Griechen protestieren gegen Sparprogramme "Wir können den Gürtel nicht mehr enger schnallen"

Stand: 01.12.2011 21:05 Uhr

In Griechenland haben Zehntausende Menschen gegen die Sparpolitik der Regierung demonstriert. Zahlreiche Behörden blieben geschlossen und Zug- und Fährverbindungen waren eingeschränkt. Allerdings macht sich eine gewisse Streikmüdigkeit bei den Arbeitern und Angestellten bemerkbar.

Von Thomas Bormann, ARD-Hörfunkstudio Istanbul

"Wir können unseren Gürtel nicht mehr enger schnallen, er hat keine Löcher mehr", riefen die Demonstranten in Athen. Es waren zwar deutlich weniger Demonstranten als beim letzten großen Streiktag Ende Oktober, aber immerhin rund 20.000 Protestierende versammelten sich in Athen und rund 6500 in Thessaloniki. "Wir müssen hart bleiben", sagte einer der Demonstranten. "Wenn wir nicht auf die Straße gehen und unsere Rechte einfordern, dann wird alles nur noch schlimmer. Die Lösung heißt: kämpfen, kämpfen, kämpfen." Er marschierte mit beim Zug der kommunistisch orientierten Gewerkschaft.

Thomas Bormann, T. Bormann, ARD Istanbul, 01.12.2011 20:15 Uhr

"Dieser Streik ist Zeitverschwendung"

Etwas kleiner war der Protestzug der beiden größten Gewerkschaften Griechenlands. Ein Angestellter, der das Ganze am Rande verfolgt hat und heute eigentlich lieber gearbeitet hätte anstatt zu streiken, sagte: "Ich finde, es gibt hier so oft Streiks, fast jeden Tag irgendwo. Das bringt gar nichts mehr, da achtet keiner drauf. Das macht es den Leuten nur schwer, zur Arbeit zu kommen. Die könnten doch auch protestieren ohne alles lahmzulegen." Ein anderer Mann aus Athen, er ist 52 Jahre alt, lehnt ebenfalls den Streik ab, obwohl er strikt gegen den Sparkurs der Regierung ist: "Streiks haben völlig ihre Bedeutung verloren. Irgendwann werden alle Völker Europas gemeinsam aufstehen, dann gibts das große Chaos. Aber diese Streiks hier sind Zeitverschwendung."

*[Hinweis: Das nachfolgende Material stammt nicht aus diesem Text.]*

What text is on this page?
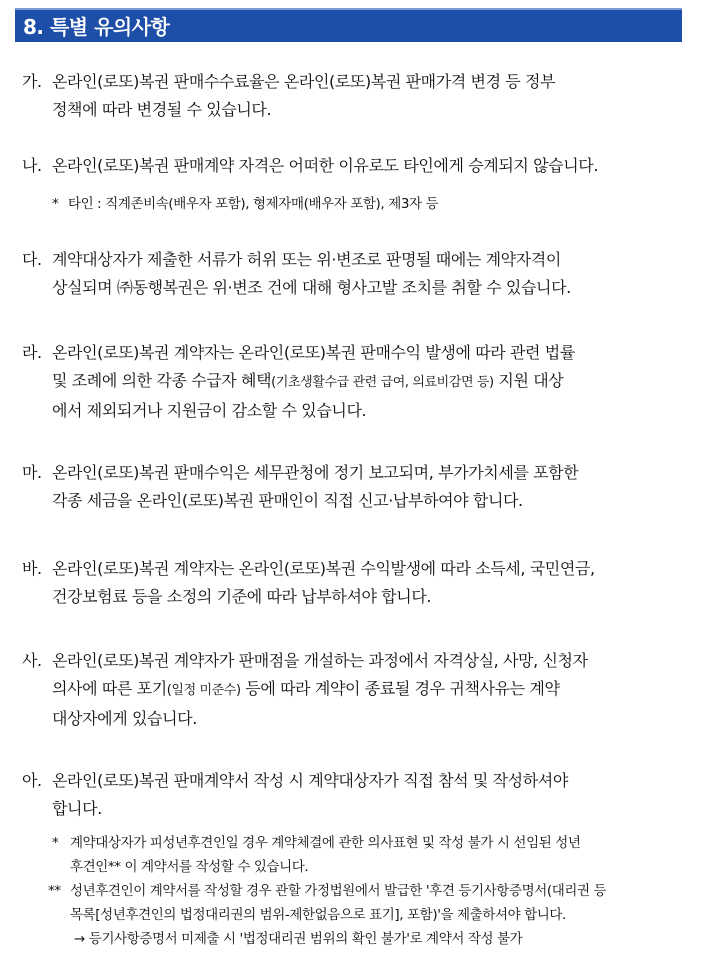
8. 특별 유의사항
가. 온라인(로또)복권 판매수수료율은 온라인(로또)복권 판매가격 변경 등 정부
정책에 따라 변경될 수 있습니다.
나. 온라인(로또)복권 판매계약 자격은 어떠한 이유로도 타인에게 승계되지 않습니다.
* 타인 : 직계존비속(배우자 포함), 형제자매(배우자 포함), 제3자 등
다. 계약대상자가 제출한 서류가 허위 또는 위·변조로 판명될 때에는 계약자격이
상실되며 ㈜동행복권은 위·변조 건에 대해 형사고발 조치를 취할 수 있습니다.
라. 온라인(로또)복권 계약자는 온라인(로또)복권 판매수익 발생에 따라 관련 법률
및 조례에 의한 각종 수급자 혜택(기초생활수급 관련 급여, 의료비감면 등) 지원 대상
에서 제외되거나 지원금이 감소할 수 있습니다.
마. 온라인(로또)복권 판매수익은 세무관청에 정기 보고되며, 부가가치세를 포함한
각종 세금을 온라인(로또)복권 판매인이 직접 신고·납부하여야 합니다.
바. 온라인(로또)복권 계약자는 온라인(로또)복권 수익발생에 따라 소득세, 국민연금,
건강보험료 등을 소정의 기준에 따라 납부하셔야 합니다.
사. 온라인(로또)복권 계약자가 판매점을 개설하는 과정에서 자격상실, 사망, 신청자
의사에 따른 포기(일정 미준수) 등에 따라 계약이 종료될 경우 귀책사유는 계약
대상자에게 있습니다.
아. 온라인(로또)복권 판매계약서 작성 시 계약대상자가 직접 참석 및 작성하셔야
합니다.
* 계약대상자가 피성년후견인일 경우 계약체결에 관한 의사표현 및 작성 불가 시 선임된 성년
후견인** 이 계약서를 작성할 수 있습니다.
** 성년후견인이 계약서를 작성할 경우 관할 가정법원에서 발급한 '후견 등기사항증명서(대리권 등
목록[성년후견인의 법정대리권의 범위-제한없음으로 표기], 포함)'을 제출하셔야 합니다.
→ 등기사항증명서 미제출 시 '법정대리권 범위의 확인 불가'로 계약서 작성 불가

Es ist schon das siebte Mal in diesem Jahr, dass die Gewerkschaften versuchen, das Land mit einem so genannten Generalstreik lahmzulegen. Auch heute blieben Behörden und Banken geschlossen, ebenso viele Schulen. Die Fähren werden noch bis in die Nacht hinein in den Häfen bleiben und erst dann wieder die Inseln anfahren. U-Bahnen und Busse fahren nur nach einem eingeschränkten Fahrplan. Aber Geschäfte und Restaurants sind geöffnet, Überlandbusse fahren, der Flugverkehr läuft ebenfalls nach Plan.

"Der Kampf der Arbeiter wird weitergehen"

Yannis Papagopoulos, Chef der Gewerkschaft von Angestellten in staatlichen Betrieben, kündigt aber schon die nächsten Proteste und Streiks an: "Die Regierung hat gewechselt, aber die Politik bleibt dieselbe. Die ist ungerecht und einseitig. Das können wir schon aus dem Entwurf für den Staatshaushalt des nächsten Jahres herauslesen: Da sollen einmal mehr die Arbeiter, die Angestellten und die Rentner die ganze Last tragen. Viele werden in die Arbeitslosigkeit getrieben. Solange diese Politik so weitergeht, wird auch der Kampf der Arbeiter dagegen weitergehen."

Viele Arbeiter aber sind streikmüde. Das hat der Tag heute bewiesen. Der neue Regierungschef Lucas Papademos stellte in den letzten Tagen mehrfach klar, dass es keine Alternative zum strikten Sparkurs gibt. Es bleibt also dabei: Der griechische Staat wird 30.000 Angestellte entlassen, die Lohnkürzungen werden nicht zurückgenommen. Im Parlament kann sich Papademos auf eine breite Mehrheit stützen. Nächste Woche schon soll das Parlament den Sparhaushalt für das kommende Jahr beschließen.